Por Laís Clemente
No dia 19 de junho, terá início o Bridgestone Music Festival. O evento ocorrerá no Citibank Hall, em São Paulo, e tem a pretensão de, em três dias, inserir a platéia no universo de um estilo musical de fronteiras nada bem definidas, a world music.
Numa mal feita tradução, o gênero significaria “música do mundo”. Assim, estariam nele inclusas toda a produção musical do planeta, o que não faria dela uma categoria, pois, até onde os cientistas têm conhecimento, não há produção musical fora deste planeta. Este “mundo” a que o termo faz menção, seria então o de uma realidade distinta da do ponto tomado como referencial, o centro da cultura dominante, que no caso seria a dos mais importantes países de língua inglesa: Estados Unidos e Inglaterra.
Esses países sim, possuem o jazz, o blues, o folk, e o rock’n roll em todos os seus incontáveis desdobramentos. Quanto aos estilos do resto do mundo? Bem, o resto...o resto é world music, um saco sem fundos onde foram colocados o fado português, o bolero, o africano kora, os brasileiros samba, bossa nova e tropicália, e até mesmo ritmos que tiveram grande influência na base rítmica da música popular americana, como a música cubana.

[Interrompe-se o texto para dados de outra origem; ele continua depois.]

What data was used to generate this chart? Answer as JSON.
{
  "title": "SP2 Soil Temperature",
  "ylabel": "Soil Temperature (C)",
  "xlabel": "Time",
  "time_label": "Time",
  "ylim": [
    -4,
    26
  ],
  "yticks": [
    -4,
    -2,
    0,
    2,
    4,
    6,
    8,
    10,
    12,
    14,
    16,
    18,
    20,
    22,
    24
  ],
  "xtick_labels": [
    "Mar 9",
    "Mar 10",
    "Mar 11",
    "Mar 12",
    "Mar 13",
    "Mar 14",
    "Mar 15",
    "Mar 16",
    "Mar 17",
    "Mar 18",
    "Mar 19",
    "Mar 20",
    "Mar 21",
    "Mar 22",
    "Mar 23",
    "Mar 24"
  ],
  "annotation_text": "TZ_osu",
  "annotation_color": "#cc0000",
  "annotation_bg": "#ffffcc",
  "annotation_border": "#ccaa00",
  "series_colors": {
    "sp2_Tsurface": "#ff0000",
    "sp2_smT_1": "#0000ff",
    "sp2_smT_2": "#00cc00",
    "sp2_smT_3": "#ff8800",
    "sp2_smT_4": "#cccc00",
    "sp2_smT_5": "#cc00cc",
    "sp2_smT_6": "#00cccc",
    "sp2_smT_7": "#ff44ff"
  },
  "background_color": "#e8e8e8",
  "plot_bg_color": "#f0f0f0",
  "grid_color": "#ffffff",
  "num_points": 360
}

Esse termo classificatório foi criado por um grupo de empresários de gravadoras em 1987. Vendo o interesse crescente pelo som produzido por músicos não ocidentais, como Thomas Mapfumo, natural do Zimbábue, eles inventaram o termo e saíram em espécie de campanha para popularizar a world music (o termo, não exatamente seus representantes). A intenção era garantir que o potencial comprador de um álbum de, por exemplo, música indiana, encontrasse o disco com facilidade nas lojas, assegurando a venda e os lucros das gravadoras.

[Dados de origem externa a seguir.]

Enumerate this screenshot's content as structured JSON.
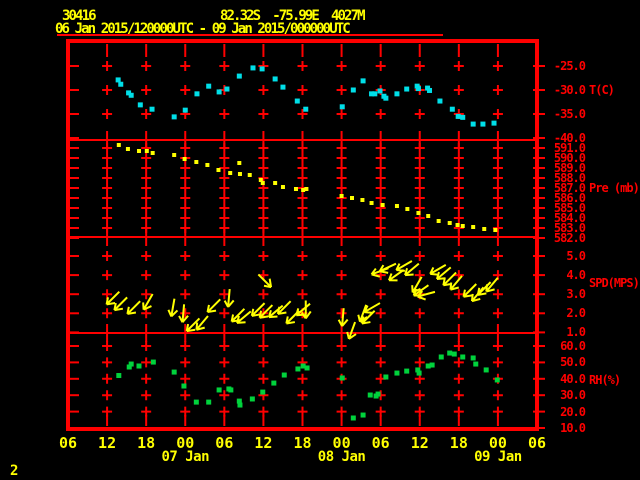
{
  "header": {
    "station_id": "30416",
    "location": "82.32S  -75.99E  4027M",
    "time_range": "06 Jan 2015/120000UTC - 09 Jan 2015/000000UTC"
  },
  "footer": {
    "page_indicator": "2"
  },
  "colors": {
    "background": "#000000",
    "grid": "#ff0000",
    "label_yellow": "#ffff00",
    "temperature": "#00dfe8",
    "pressure": "#ffff00",
    "wind": "#ffff00",
    "humidity": "#00d23c"
  },
  "chart_data": {
    "type": "scatter",
    "x_axis": {
      "hours_per_tick": 6,
      "hour_ticks": [
        "06",
        "12",
        "18",
        "00",
        "06",
        "12",
        "18",
        "00",
        "06",
        "12",
        "18",
        "00",
        "06"
      ],
      "date_labels": [
        {
          "label": "07 Jan",
          "tick": 3
        },
        {
          "label": "08 Jan",
          "tick": 7
        },
        {
          "label": "09 Jan",
          "tick": 11
        }
      ]
    },
    "panels": [
      {
        "name": "temperature",
        "unit_label": "T(C)",
        "marker": "square",
        "tick_labels": [
          "-25.0",
          "-30.0",
          "-35.0",
          "-40.0"
        ],
        "points": [
          [
            7.7,
            -27.9
          ],
          [
            8.1,
            -28.8
          ],
          [
            9.3,
            -30.6
          ],
          [
            9.7,
            -31.1
          ],
          [
            11.1,
            -33.1
          ],
          [
            12.9,
            -34.0
          ],
          [
            16.3,
            -35.6
          ],
          [
            18.0,
            -34.2
          ],
          [
            19.8,
            -30.8
          ],
          [
            21.6,
            -29.2
          ],
          [
            23.2,
            -30.4
          ],
          [
            24.4,
            -29.8
          ],
          [
            26.3,
            -27.1
          ],
          [
            28.4,
            -25.4
          ],
          [
            29.8,
            -25.6
          ],
          [
            31.8,
            -27.7
          ],
          [
            33.0,
            -29.4
          ],
          [
            35.2,
            -32.3
          ],
          [
            36.5,
            -34.0
          ],
          [
            42.1,
            -33.5
          ],
          [
            43.8,
            -30.0
          ],
          [
            45.3,
            -28.1
          ],
          [
            46.6,
            -30.8
          ],
          [
            47.1,
            -30.8
          ],
          [
            47.9,
            -30.2
          ],
          [
            48.5,
            -31.3
          ],
          [
            48.8,
            -31.7
          ],
          [
            50.5,
            -30.8
          ],
          [
            52.0,
            -29.8
          ],
          [
            53.6,
            -29.2
          ],
          [
            53.8,
            -29.7
          ],
          [
            55.2,
            -29.6
          ],
          [
            55.5,
            -30.1
          ],
          [
            57.1,
            -32.3
          ],
          [
            59.0,
            -34.0
          ],
          [
            59.9,
            -35.5
          ],
          [
            60.6,
            -35.7
          ],
          [
            62.2,
            -37.1
          ],
          [
            63.7,
            -37.1
          ],
          [
            65.4,
            -36.9
          ]
        ]
      },
      {
        "name": "pressure",
        "unit_label": "Pre (mb)",
        "marker": "square",
        "tick_labels": [
          "591.0",
          "590.0",
          "589.0",
          "588.0",
          "587.0",
          "586.0",
          "585.0",
          "584.0",
          "583.0",
          "582.0"
        ],
        "points": [
          [
            7.8,
            591.3
          ],
          [
            9.2,
            590.9
          ],
          [
            10.9,
            590.7
          ],
          [
            12.1,
            590.7
          ],
          [
            13.0,
            590.5
          ],
          [
            16.3,
            590.3
          ],
          [
            17.9,
            589.9
          ],
          [
            19.7,
            589.6
          ],
          [
            21.4,
            589.3
          ],
          [
            23.1,
            588.8
          ],
          [
            24.9,
            588.5
          ],
          [
            26.3,
            589.5
          ],
          [
            26.4,
            588.4
          ],
          [
            27.9,
            588.3
          ],
          [
            29.6,
            587.8
          ],
          [
            29.9,
            587.5
          ],
          [
            31.8,
            587.5
          ],
          [
            33.0,
            587.1
          ],
          [
            35.0,
            586.9
          ],
          [
            36.1,
            586.8
          ],
          [
            36.6,
            586.9
          ],
          [
            42.0,
            586.2
          ],
          [
            43.6,
            586.0
          ],
          [
            45.2,
            585.8
          ],
          [
            46.6,
            585.5
          ],
          [
            48.3,
            585.3
          ],
          [
            50.5,
            585.2
          ],
          [
            52.1,
            584.9
          ],
          [
            53.8,
            584.5
          ],
          [
            55.3,
            584.2
          ],
          [
            56.9,
            583.7
          ],
          [
            58.6,
            583.5
          ],
          [
            59.8,
            583.3
          ],
          [
            60.6,
            583.2
          ],
          [
            62.2,
            583.1
          ],
          [
            63.9,
            582.9
          ],
          [
            65.6,
            582.8
          ]
        ]
      },
      {
        "name": "wind_speed",
        "unit_label": "SPD(MPS)",
        "marker": "arrow",
        "tick_labels": [
          "5.0",
          "4.0",
          "3.0",
          "2.0",
          "1.0"
        ],
        "arrows": [
          [
            6.9,
            2.8,
            135
          ],
          [
            8.1,
            2.5,
            135
          ],
          [
            10.1,
            2.3,
            135
          ],
          [
            12.3,
            2.6,
            120
          ],
          [
            16.1,
            2.3,
            100
          ],
          [
            17.7,
            2.0,
            95
          ],
          [
            19.2,
            1.4,
            135
          ],
          [
            20.6,
            1.5,
            130
          ],
          [
            22.4,
            2.4,
            135
          ],
          [
            24.7,
            2.8,
            95
          ],
          [
            26.1,
            1.9,
            135
          ],
          [
            27.0,
            1.8,
            140
          ],
          [
            29.2,
            2.2,
            135
          ],
          [
            30.2,
            3.7,
            45
          ],
          [
            30.4,
            2.1,
            135
          ],
          [
            31.9,
            2.1,
            140
          ],
          [
            33.2,
            2.3,
            135
          ],
          [
            34.5,
            1.8,
            135
          ],
          [
            36.1,
            2.2,
            140
          ],
          [
            36.5,
            2.2,
            90
          ],
          [
            42.2,
            1.8,
            95
          ],
          [
            43.6,
            1.1,
            110
          ],
          [
            45.3,
            2.0,
            110
          ],
          [
            46.1,
            1.8,
            135
          ],
          [
            46.7,
            2.3,
            150
          ],
          [
            47.9,
            4.2,
            160
          ],
          [
            49.1,
            4.4,
            155
          ],
          [
            50.4,
            4.0,
            145
          ],
          [
            51.6,
            4.5,
            150
          ],
          [
            52.8,
            4.3,
            140
          ],
          [
            53.6,
            3.5,
            120
          ],
          [
            54.2,
            3.2,
            145
          ],
          [
            55.0,
            3.0,
            165
          ],
          [
            56.8,
            4.3,
            150
          ],
          [
            57.7,
            4.1,
            140
          ],
          [
            58.6,
            3.8,
            135
          ],
          [
            59.6,
            3.6,
            130
          ],
          [
            61.7,
            3.2,
            135
          ],
          [
            62.9,
            3.0,
            130
          ],
          [
            63.9,
            3.3,
            135
          ],
          [
            65.1,
            3.5,
            130
          ]
        ]
      },
      {
        "name": "humidity",
        "unit_label": "RH(%)",
        "marker": "square",
        "tick_labels": [
          "60.0",
          "50.0",
          "40.0",
          "30.0",
          "20.0",
          "10.0"
        ],
        "points": [
          [
            7.8,
            42.0
          ],
          [
            9.4,
            47.2
          ],
          [
            9.7,
            49.0
          ],
          [
            10.9,
            47.8
          ],
          [
            13.1,
            50.2
          ],
          [
            16.3,
            44.1
          ],
          [
            17.8,
            35.6
          ],
          [
            19.7,
            25.8
          ],
          [
            21.6,
            25.8
          ],
          [
            23.2,
            33.2
          ],
          [
            24.7,
            33.8
          ],
          [
            25.0,
            33.2
          ],
          [
            26.3,
            26.4
          ],
          [
            26.4,
            24.0
          ],
          [
            28.3,
            27.7
          ],
          [
            29.9,
            31.9
          ],
          [
            31.6,
            37.4
          ],
          [
            33.2,
            42.3
          ],
          [
            35.3,
            46.0
          ],
          [
            36.1,
            47.8
          ],
          [
            36.7,
            46.6
          ],
          [
            42.1,
            40.5
          ],
          [
            43.8,
            16.1
          ],
          [
            45.3,
            17.9
          ],
          [
            46.4,
            30.1
          ],
          [
            47.3,
            29.5
          ],
          [
            47.6,
            30.7
          ],
          [
            48.8,
            41.1
          ],
          [
            50.5,
            43.5
          ],
          [
            52.0,
            44.7
          ],
          [
            53.7,
            45.4
          ],
          [
            53.9,
            43.5
          ],
          [
            55.3,
            47.8
          ],
          [
            55.9,
            48.4
          ],
          [
            57.3,
            53.3
          ],
          [
            58.6,
            55.7
          ],
          [
            59.3,
            55.1
          ],
          [
            60.6,
            53.3
          ],
          [
            62.2,
            52.7
          ],
          [
            62.6,
            49.0
          ],
          [
            64.2,
            45.4
          ],
          [
            65.9,
            39.3
          ]
        ]
      }
    ]
  }
}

Essa intenção inicial acabou nivelando todos os ritmos que a categoria abrange por terra, dando margem a uma preguiçosa forma de classificação para críticos musicais e donos de selos. Tudo o que não for de língua inglesa, é world music.
Se lembrarmos do tamanho do ego que a cultura americana tem, fica até compreensível o porquê do termo ter virado hábito nesse país. Mas por que o resto do mundo, que tem seus estilos regionais enquadrados na world music, também se utiliza dessa nomenclatura? Certamente nenhum brasileiro diria que a Bossa Nova é um exemplar do “gênero”, mas ao falar de estilos, mesmo que de países vizinhos, lá está a “música do mundo”. Duvida? Faça uma experiência: entre na loja de discos mais próxima de sua casa e veja o que há nessa seção. Provavelmente encontrará bandas mexicanas, grupos cubanos e até mesmo músicos da nossa vizinha Argentina.
No Brasil, enxergamos a cultura de outros países do mesmo modo que americanos e ingleses enxergam a nossa. Queremos reconhecimento internacional, reclamamos quando representam Rio de Janeiro como a capital da Argentina, mas tratamos outras culturas, mesmo que próximas da nossa, com descaso semelhante.
É aí que entram iniciativas como a do Bridgestone Music Festival. Apesar de reafirmar a nomenclatura world music, a tentativa do Bridgestone é trazer esse world para mais perto dos brasileiros. Com apresentações como as do cantor e guitarrista Daby Touré – que explora em seu trabalho as fronteiras da música africana com o jazz - e da argelina Souad Massi - que tem seu trabalho influenciado por música clássica árabe, pop argelino, folk e soul music -, a esperança é que, quem sabe, após muitos anos de festivais como esse, o termo “música do mundo” caia por terra e, ao menos nós brasileiros, comecemos a realmente discernir a infinidade de sons hoje identificados pelas mesmas vãs palavras.
Imagem 1: logo do Bridgestone Music Festival
Imagem 2: Souad Massi, cantora argelina que é uma das principais atrações do festival.
5 comentários:
Vou comentar só por comentar. :o)
Você já sabe o que tenho a dizer sobr eo texto...
É um texto bom que, afirmo, veio sem erros.
Excelente proposta pra ensaio, Lalis!
Pediram-me encarecidamente (barulho de chicote) que comentasse melhor o texto.
Eu gostei bastante do texto, gosto do tom descolado (daquele que paga uma rodada bla bla bla), e da reflexão que propõe... O fato de não responder às perguntas, creio eu, colabora para a própria argumentação.
E paralelos: world music é como a seção de cinema europeu nas locadoras.
há, eu vou, eu vou!!
Ah, que bacana Fernando!
Não esquece de contar pra gente como é que foi depois, tá?